Dive Brief:
- Despite known risks associated with generative AI, the majority of businesses aren’t working to abate them, according to a QuantumBlack, AI by McKinsey report published Tuesday.
- More than half of respondents cited inaccuracy and cybersecurity as risks with generative AI. Still, just one-third are working to curb security risks and slightly less are addressing inaccuracies, according to 913 respondents whose organizations have adopted AI in at least one function.
- Businesses are still bullish on the tech’s potential despite evolving risks. Two in 5 organizations are planning to increase investments in AI overall due to advances in generative AI technology, according to the report, which surveyed nearly 1,700 employees at varying seniority levels.
Dive Insight:
Businesses should create guardrails before setting technology loose within workflows and operations, but that’s not always how implementation is executed.
The percentage of respondents working to mitigate generative AI risks is "significantly lower" than those McKinsey surveyed last year that are working to prevent risks across AI technologies.
While the report found that most generative AI policies focus on protecting proprietary information, companies can fall into a trap if leaders look at risks too narrowly, according to Alex Sukharevsky, senior partner and global leader of QuantumBlack, AI by McKinsey.
“Companies that are approaching generative AI most constructively are experimenting with and using it while having a structured process in place to identify and address these broader risks,” Sukharevsky said in the report. “They are putting in place beta users and specific teams that think about how generative AI applications can go off the rails to better anticipate some of those consequences.”
Addressing risks isn’t a one-off task, but rather an ongoing process.
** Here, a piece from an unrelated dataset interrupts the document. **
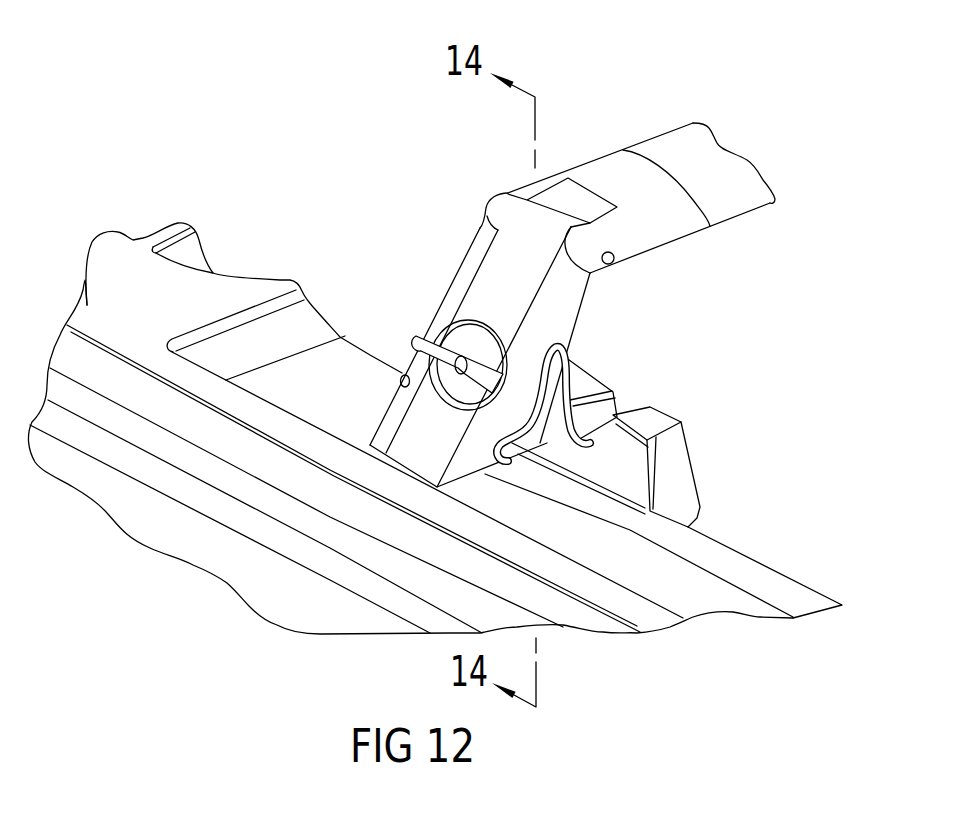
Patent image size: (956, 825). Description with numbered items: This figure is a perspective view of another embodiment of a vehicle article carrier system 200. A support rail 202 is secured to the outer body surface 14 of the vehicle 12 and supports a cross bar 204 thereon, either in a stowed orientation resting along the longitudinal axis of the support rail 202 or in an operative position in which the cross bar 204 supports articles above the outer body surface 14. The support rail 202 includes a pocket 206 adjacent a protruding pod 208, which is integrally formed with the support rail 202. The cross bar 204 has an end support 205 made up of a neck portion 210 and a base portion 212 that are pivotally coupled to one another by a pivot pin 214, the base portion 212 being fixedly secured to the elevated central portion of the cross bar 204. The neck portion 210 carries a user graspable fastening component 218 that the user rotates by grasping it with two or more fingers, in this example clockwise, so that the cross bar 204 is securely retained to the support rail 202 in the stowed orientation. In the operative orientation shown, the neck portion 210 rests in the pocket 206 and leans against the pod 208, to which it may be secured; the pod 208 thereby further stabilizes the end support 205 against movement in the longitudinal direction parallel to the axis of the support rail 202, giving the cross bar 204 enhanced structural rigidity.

Researchers from Stanford and UC Berkeley found that OpenAI’s large language models are performing significantly worse in some areas over time.
When asked to identify whether a number is prime, the GPT-4 model was nearly 98% accurate in March while the June model was accurate only 2% of the time, according to the report.
As businesses begin experimenting and implementing generative AI technology, policies and guardrails should evolve to address newly identified risks and opportunity areas.
“The next question will be how companies will take the next step, and whether generative AI will follow the same pattern we observed with AI more generally, where adoption has plateaued at around the 50% mark,” Alex Singla, senior partner and global leader of QuantumBlack, AI by McKinsey, said in the report.